Democratic candidates talk jobs, road widening

  • Thursday, March 6, 2014



Rosie Berry said her main priorities in running for the S.C. House District 84 seat are increasing economic development opportunities and creating better jobs in Aiken County.

Berry addressed a crowd of local residents on Saturday during an Aiken County Democratic Party luncheon in the Aiken Electric Cooperative building.

A resident of North Augusta, Berry was joined by S.C. Rep. Bakari Sellers, R-Bamberg, who will be running for the lieutenant governor seat, and Ed Greenleaf, a Richland County resident who is challenging U.S. Rep.
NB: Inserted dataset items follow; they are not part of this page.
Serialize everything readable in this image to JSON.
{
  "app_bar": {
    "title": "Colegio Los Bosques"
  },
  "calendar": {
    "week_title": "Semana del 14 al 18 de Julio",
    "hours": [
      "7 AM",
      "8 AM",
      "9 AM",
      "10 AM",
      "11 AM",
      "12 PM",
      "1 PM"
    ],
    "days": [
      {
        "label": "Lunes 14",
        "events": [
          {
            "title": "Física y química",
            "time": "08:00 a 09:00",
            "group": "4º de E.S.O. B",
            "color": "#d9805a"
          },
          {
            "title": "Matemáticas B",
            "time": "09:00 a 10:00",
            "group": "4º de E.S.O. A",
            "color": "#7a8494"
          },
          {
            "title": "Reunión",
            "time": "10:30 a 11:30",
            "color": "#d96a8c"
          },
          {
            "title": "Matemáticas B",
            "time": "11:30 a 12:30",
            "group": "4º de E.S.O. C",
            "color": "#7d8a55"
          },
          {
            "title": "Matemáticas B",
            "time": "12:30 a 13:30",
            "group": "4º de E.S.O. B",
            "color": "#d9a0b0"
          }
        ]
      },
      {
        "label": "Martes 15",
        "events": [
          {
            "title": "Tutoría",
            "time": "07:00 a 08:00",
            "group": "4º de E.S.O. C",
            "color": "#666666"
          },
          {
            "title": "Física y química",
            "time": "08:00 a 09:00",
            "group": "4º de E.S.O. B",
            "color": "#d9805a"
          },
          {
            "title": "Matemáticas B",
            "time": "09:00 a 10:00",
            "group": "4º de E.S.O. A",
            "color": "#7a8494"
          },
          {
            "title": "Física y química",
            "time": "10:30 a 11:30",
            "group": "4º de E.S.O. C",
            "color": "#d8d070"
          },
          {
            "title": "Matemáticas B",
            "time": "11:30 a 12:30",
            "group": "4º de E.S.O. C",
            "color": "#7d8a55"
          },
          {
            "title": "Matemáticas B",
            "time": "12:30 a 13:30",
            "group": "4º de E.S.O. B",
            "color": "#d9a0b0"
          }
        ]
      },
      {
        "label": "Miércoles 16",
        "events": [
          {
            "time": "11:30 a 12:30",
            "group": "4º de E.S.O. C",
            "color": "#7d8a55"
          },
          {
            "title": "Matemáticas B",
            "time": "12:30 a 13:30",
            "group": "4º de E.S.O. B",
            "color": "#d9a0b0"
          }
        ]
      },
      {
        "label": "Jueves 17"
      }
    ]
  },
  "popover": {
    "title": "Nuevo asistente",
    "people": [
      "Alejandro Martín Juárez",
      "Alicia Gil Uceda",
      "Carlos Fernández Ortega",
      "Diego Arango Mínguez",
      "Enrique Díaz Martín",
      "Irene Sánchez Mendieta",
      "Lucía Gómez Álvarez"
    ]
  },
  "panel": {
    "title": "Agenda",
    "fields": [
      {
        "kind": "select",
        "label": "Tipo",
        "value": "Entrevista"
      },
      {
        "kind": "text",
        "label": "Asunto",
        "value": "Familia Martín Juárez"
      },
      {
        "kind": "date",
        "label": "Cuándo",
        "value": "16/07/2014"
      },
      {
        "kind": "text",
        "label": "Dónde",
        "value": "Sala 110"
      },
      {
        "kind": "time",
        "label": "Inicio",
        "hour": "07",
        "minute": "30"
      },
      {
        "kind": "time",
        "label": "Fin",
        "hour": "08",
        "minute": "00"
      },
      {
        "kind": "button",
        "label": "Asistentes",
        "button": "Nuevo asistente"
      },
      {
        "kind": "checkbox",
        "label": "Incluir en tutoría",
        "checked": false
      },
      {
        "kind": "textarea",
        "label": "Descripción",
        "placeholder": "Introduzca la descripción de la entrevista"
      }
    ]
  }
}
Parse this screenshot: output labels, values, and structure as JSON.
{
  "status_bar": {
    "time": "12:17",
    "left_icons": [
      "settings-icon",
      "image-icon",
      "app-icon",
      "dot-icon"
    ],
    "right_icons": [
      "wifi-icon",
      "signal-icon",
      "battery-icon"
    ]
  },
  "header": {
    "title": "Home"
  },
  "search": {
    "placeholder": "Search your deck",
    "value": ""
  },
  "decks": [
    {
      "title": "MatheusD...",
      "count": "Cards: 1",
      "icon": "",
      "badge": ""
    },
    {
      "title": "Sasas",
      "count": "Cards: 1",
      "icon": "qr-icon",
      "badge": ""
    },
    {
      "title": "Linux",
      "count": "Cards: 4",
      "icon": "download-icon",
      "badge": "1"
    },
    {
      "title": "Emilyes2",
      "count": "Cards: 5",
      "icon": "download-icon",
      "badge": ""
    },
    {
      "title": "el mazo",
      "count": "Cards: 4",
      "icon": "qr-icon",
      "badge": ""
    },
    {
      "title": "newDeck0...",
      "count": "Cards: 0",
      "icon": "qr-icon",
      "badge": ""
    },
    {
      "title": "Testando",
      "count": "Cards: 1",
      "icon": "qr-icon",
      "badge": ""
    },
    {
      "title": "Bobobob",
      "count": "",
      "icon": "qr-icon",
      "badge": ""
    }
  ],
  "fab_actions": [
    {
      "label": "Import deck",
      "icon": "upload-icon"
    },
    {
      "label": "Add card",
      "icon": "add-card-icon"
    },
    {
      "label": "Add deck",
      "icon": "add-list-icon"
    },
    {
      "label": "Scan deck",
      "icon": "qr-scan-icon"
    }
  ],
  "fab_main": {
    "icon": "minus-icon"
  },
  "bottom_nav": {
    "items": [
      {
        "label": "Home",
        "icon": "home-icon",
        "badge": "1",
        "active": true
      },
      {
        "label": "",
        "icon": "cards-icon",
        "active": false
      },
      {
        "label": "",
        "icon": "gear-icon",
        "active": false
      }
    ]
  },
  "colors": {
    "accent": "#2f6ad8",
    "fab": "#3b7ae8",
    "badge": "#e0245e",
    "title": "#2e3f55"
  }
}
Joe Wilson, R-S.C., for his seat in Congress.

Specifically, Berry said she’d like to bring forth jobs that pay more than minimum wage.

“We need to have jobs that will move people into managerial positions that also create skilled labor sets,” she said. “And we need to have infrastructure in place that can support that change.”

Sellers has served in the state House since 2007 and could potentially become the first black American elected statewide since 1872. If he becomes the first in over 140 years, Sellers said he wants to take care of the senior citizens in the state.

“Our seniors are the fastest growing population in the state, and we have to make sure we take care of them,” Sellers said. “There are too many seniors living in poverty and I want to make sure we take care of them.”

Sellers added that his plans include working with delegates in Washington, D.C., to improve and widen roads in the state and get new funding for public education.

“There are a lot of issues in the state that I see needs for and I’d like to become a part of that solution,” Sellers said.

Greenleaf also addressed Democratic supporters on Saturday. A new face on the political scene, Greenleaf has served in various organizations throughout the state including Historic Columbia, the United Way, the Cultural Council of Richland and Lexington Counties and Leadership Columbia.

During his address, Greenleaf spoke on his belief that Congress should focus on compromise to prevent another government shutdown.

“‘Compromise’ is not a dirty word,” he said. “For hundreds of years in our country, the government has worked together to solve problems, and I think we need to get back to that.”